Great report Brian. Thank you

Anonymous said...

The injury that should concern us the most is Shonn Miller's stress fracture. Do we know if this is still his pelvis, that first broke in Feb-2010? Or, is it a different bone?

Either way, the message is the same. These things take 9-12 months of reduced activity to heal in the best of circumstances. Do your research. It's the biology of fracture healing. The kids, coaches, trainers, and physicians somehow don't want to admit it. Everyone wants these stud athletes playing when the game is ON.
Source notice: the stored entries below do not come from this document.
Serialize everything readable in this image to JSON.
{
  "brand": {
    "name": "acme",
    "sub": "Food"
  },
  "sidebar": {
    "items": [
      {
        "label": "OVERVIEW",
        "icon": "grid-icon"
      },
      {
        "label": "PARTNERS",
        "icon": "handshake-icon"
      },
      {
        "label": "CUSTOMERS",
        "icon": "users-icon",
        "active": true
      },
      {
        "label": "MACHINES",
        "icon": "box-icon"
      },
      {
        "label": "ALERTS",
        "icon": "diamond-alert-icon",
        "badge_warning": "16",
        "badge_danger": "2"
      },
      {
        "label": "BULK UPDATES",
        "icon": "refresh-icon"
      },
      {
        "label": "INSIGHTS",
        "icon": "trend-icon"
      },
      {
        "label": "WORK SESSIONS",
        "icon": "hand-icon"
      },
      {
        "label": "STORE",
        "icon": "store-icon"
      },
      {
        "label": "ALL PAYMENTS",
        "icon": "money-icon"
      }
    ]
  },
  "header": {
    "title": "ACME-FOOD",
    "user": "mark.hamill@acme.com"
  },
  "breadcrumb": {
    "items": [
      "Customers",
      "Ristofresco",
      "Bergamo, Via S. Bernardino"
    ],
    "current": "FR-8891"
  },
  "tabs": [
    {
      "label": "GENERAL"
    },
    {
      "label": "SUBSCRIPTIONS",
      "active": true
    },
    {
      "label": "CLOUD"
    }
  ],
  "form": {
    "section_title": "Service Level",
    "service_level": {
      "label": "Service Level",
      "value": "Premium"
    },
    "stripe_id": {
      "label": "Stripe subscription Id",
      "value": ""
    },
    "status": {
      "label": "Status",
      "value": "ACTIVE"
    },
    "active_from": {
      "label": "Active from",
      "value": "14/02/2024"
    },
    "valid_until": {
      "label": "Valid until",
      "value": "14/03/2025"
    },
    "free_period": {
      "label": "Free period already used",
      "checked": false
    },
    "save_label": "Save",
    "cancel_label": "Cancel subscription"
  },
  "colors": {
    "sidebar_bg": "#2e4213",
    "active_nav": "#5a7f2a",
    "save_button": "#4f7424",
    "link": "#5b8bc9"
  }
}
The longer they don't heal, the less likely they are to EVER heal. They are nothing to mess with.

Whether it is the pelvis fracture or a new stress fracture at a different site, there is no urgency for or heroism about Shonn Miller's playing at 60-70% this year with a half broken bone. The urgency is for him to heal completely so he can have a healthy college career, playing to his full potential. It is also in Cornell's best interests to have him do that.

Get him a medical year now, and sit him until August, so he has four years of eligibility if he wants it.